I'm running my spark application using yarn-cluster master.
What does the app do?
- External service generates a jsonFile based on HTTP request to a RESTService
- Spark needs to read this file and do some work after parsing the json
Simplest solution that came to mind was to use --files to load that file. In yarn-cluster mode reading a file means it must be available on hdfs (if I'm right?) and my file is being copied to path like this:
/hadoop_user_path/.sparkStaging/spark_applicationId/myFile.json
Where I can of course read it, but I cannot find a way to get this path from any configuration / SparkEnv object. And hardcoding .sparkStaging in spark code seamed like a bad idea.
Why simple:
val jsonStringData = spark.textFile(myFileName)

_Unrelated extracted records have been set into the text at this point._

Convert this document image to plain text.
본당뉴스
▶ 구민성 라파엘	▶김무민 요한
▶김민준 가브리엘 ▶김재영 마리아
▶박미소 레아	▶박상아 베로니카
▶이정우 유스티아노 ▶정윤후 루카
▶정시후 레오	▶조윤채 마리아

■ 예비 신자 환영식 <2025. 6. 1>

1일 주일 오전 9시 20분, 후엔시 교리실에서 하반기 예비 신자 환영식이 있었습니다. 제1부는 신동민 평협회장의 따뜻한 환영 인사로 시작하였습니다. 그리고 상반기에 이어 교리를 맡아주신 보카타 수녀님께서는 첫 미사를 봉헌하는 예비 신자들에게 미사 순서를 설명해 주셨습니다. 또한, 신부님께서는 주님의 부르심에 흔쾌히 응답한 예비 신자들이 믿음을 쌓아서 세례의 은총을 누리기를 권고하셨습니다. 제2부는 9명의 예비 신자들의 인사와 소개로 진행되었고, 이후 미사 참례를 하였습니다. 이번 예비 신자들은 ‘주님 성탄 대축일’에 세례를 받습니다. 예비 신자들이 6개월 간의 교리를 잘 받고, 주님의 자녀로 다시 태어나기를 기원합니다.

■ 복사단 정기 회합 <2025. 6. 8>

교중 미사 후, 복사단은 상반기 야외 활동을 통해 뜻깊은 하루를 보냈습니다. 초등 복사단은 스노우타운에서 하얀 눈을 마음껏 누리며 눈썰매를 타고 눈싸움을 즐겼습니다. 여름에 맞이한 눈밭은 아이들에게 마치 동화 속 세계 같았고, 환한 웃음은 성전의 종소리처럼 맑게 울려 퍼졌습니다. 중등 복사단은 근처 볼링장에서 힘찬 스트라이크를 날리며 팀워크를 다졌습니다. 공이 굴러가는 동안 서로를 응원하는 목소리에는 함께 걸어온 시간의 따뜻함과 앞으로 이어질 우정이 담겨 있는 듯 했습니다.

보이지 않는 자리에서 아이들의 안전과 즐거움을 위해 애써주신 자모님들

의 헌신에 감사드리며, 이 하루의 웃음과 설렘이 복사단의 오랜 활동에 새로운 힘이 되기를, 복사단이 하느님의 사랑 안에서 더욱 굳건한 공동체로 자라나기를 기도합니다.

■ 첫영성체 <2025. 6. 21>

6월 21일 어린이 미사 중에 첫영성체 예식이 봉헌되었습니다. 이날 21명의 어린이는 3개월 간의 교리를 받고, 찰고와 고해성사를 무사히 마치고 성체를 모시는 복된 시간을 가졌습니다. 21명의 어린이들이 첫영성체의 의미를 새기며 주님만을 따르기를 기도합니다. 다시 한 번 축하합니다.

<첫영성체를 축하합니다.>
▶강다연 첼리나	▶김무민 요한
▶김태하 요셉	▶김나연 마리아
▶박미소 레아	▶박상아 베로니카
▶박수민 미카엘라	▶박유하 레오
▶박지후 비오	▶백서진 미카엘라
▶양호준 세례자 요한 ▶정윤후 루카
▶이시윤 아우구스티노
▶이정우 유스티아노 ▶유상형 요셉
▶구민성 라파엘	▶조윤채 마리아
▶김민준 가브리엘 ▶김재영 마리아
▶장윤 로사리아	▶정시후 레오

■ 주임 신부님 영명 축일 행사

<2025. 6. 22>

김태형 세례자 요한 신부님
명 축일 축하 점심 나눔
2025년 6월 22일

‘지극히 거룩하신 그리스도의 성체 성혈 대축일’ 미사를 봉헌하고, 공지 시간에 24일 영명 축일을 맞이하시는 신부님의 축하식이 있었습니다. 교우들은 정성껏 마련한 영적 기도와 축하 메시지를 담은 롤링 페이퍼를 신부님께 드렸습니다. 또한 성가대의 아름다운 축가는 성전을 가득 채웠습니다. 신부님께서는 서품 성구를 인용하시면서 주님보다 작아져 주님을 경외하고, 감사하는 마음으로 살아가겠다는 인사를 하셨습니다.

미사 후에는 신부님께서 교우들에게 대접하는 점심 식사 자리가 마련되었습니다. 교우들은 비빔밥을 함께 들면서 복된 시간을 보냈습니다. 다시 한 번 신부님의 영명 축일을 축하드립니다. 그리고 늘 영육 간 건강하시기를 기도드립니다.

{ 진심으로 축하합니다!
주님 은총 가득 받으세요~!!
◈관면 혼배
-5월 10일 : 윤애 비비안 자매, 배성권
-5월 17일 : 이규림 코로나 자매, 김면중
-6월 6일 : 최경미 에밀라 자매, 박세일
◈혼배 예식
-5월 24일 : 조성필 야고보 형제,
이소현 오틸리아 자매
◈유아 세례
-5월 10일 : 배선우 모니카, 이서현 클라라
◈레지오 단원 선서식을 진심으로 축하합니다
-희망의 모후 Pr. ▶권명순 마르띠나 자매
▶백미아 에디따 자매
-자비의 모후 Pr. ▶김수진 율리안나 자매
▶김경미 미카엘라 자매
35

sqlContext.read.json(jsonStringData)
cannot read file passed with --files and throws FileNotFoundException? Why is spark looking for files in hadoop_user_folder only?
My solution which works for now:
Just before running spark, I copy file to proper hdfs folder, pass the filename as Spark argument, process the file from a known path and after the job is done I delete the file form hdfs.
I thought passing the file as --files would let me forget about saving and deleting this file. Something like pass-process-andforget.
How do you read a file passed with --files then? The only solution is with creating path by hand, hardcoding ".sparkStaging" folder path?